By Bashudeb Dhar

Kumari puja is a popular but frequently misunderstood devotional ceremony performed and attended by Hindus of the Sakta sect.

Saktas worship God as Goddess. In Kumari puja, a maiden, who is not yet menstruating, is honored as the Divine Mother and worshiped through elaborate ritual. Such a child is chosen for her untarnished purity. As the great Sakta, Sri Ramakrishna, put it: “All women are forms of the Divine Mother. But Her manifestation is greatest in pure-souled virgins.”

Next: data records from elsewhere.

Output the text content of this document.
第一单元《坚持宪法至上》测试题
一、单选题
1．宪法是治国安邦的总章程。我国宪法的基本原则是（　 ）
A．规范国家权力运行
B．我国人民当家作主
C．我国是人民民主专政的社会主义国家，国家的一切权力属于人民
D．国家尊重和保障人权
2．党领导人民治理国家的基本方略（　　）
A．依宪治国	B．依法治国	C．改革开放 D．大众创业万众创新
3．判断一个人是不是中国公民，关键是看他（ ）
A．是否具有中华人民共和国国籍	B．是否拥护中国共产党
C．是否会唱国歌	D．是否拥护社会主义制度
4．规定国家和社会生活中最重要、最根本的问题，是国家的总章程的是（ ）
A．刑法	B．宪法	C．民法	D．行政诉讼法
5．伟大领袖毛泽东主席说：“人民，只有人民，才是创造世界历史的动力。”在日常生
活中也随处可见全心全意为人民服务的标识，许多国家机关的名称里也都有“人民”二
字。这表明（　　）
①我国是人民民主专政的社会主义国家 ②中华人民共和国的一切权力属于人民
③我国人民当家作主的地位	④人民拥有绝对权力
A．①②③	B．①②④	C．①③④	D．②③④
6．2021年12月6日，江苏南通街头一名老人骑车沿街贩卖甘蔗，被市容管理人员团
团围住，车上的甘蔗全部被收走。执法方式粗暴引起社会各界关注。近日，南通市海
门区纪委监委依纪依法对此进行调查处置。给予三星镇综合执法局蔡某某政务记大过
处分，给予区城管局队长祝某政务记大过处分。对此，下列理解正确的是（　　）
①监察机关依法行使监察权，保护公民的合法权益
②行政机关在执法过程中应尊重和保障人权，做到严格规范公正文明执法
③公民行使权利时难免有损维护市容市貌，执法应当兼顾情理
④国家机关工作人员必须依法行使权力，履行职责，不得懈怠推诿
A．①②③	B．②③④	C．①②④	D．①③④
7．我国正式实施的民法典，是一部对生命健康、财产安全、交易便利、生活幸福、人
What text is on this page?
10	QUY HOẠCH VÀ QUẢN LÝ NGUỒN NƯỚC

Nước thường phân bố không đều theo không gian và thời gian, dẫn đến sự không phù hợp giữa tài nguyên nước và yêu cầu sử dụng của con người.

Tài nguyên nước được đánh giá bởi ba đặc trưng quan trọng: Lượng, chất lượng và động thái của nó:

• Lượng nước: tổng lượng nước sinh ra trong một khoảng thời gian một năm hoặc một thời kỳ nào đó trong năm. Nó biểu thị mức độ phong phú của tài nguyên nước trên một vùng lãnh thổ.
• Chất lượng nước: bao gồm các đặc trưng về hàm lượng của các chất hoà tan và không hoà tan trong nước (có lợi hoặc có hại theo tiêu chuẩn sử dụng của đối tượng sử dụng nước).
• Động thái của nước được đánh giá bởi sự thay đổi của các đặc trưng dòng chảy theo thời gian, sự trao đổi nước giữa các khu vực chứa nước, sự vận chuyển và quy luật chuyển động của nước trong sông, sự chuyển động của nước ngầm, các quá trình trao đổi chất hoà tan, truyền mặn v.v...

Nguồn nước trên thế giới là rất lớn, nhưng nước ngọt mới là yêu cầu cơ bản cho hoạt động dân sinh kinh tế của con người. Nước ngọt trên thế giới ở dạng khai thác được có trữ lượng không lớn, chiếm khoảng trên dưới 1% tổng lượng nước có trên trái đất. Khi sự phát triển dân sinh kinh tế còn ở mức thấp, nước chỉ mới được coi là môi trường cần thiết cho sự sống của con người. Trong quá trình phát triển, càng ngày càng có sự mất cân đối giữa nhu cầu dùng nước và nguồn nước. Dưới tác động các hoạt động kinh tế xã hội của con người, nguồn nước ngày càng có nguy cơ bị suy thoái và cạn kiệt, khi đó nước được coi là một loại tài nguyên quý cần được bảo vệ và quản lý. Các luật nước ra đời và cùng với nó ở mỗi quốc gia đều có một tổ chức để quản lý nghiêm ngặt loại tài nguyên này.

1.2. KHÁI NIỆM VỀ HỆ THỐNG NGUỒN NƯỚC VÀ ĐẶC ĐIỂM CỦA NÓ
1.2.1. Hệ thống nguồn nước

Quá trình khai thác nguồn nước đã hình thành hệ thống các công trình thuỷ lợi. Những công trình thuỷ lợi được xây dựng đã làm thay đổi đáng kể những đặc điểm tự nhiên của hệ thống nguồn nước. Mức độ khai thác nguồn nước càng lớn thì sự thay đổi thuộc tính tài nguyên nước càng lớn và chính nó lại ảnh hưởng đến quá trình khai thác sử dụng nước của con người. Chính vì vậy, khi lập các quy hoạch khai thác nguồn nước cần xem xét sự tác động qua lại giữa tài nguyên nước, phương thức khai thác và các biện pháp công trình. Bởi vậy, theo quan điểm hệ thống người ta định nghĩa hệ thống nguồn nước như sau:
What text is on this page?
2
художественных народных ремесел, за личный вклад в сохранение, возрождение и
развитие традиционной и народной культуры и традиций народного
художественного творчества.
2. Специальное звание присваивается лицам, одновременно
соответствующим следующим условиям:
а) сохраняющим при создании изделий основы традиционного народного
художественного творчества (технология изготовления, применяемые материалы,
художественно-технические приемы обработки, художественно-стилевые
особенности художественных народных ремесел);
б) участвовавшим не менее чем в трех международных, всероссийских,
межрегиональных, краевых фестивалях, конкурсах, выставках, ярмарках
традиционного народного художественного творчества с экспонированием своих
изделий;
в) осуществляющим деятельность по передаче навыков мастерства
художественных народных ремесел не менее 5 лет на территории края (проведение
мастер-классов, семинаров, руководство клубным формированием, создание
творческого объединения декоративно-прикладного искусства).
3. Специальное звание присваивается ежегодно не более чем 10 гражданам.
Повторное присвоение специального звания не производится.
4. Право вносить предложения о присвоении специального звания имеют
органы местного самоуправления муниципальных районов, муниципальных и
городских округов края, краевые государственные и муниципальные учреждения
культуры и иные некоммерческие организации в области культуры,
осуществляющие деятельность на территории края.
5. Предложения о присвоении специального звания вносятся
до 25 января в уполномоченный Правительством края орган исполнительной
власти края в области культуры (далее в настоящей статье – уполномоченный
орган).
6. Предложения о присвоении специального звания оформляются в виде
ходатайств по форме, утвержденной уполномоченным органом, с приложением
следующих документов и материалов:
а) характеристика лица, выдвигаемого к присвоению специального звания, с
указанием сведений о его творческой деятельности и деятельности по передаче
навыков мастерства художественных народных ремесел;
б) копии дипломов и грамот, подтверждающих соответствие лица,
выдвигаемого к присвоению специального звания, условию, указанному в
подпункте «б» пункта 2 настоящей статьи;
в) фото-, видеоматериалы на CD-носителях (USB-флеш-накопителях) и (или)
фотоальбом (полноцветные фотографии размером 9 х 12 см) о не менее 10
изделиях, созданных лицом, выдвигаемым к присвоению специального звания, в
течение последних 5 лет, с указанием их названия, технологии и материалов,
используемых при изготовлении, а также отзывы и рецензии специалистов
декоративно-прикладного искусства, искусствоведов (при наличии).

Since Kumari puja differs from the standard Hindu temple puja in that the entity worshiped is a live person, questions might be asked: “What about the many Sakta temples with inanimate icons carved of wood, metal or stone? Is the presence of the Goddess somehow less effective in them for their lack of humanness?” Certainly, the Goddess can make Herself known anytime, anywhere; and one form of worship does not negate another. Yet, Her divine communion is undeniably empowered by the purity of a child. Purity is the key here.

In a deeper sense, Kumari puja is worship of the primal life force within us all. On the physical plane this power manifests most obviously as a woman’s newborn child. On the spiritual plane it is revealed in the experience of eternal bliss. However, our lack of purity can block this bliss. If it is purity we lack, which most of us do, it is purity we will find, at least for a moment, in the divine child worshiped as Kumari, which means virgin.

Kumari puja is not a new practice. In the first century ce, there is scriptural reference to a place called “Koumram” where a Goddess named Kumari was worshiped. The Vedic Goddess Aditi has been extolled for hundreds of years at Cape Comorin as Kanyakumari.

In ancient times Kumari was also known as Uma, Sati, Parvati and Gauri. During a portion of the Hindu marriage ceremony called “Gauri-dan,” the bride is imbibed with the purity of the Divine Mother as a blessing for the groom and the young couple’s future family.

It is my hope that during these difficult times when women are often mistreated as sense objects, servant wives and worse, Kumari puja may be understood for its true value, practiced with its intended sincerity and serve as one of many gateways to the restoration of women’s dignity.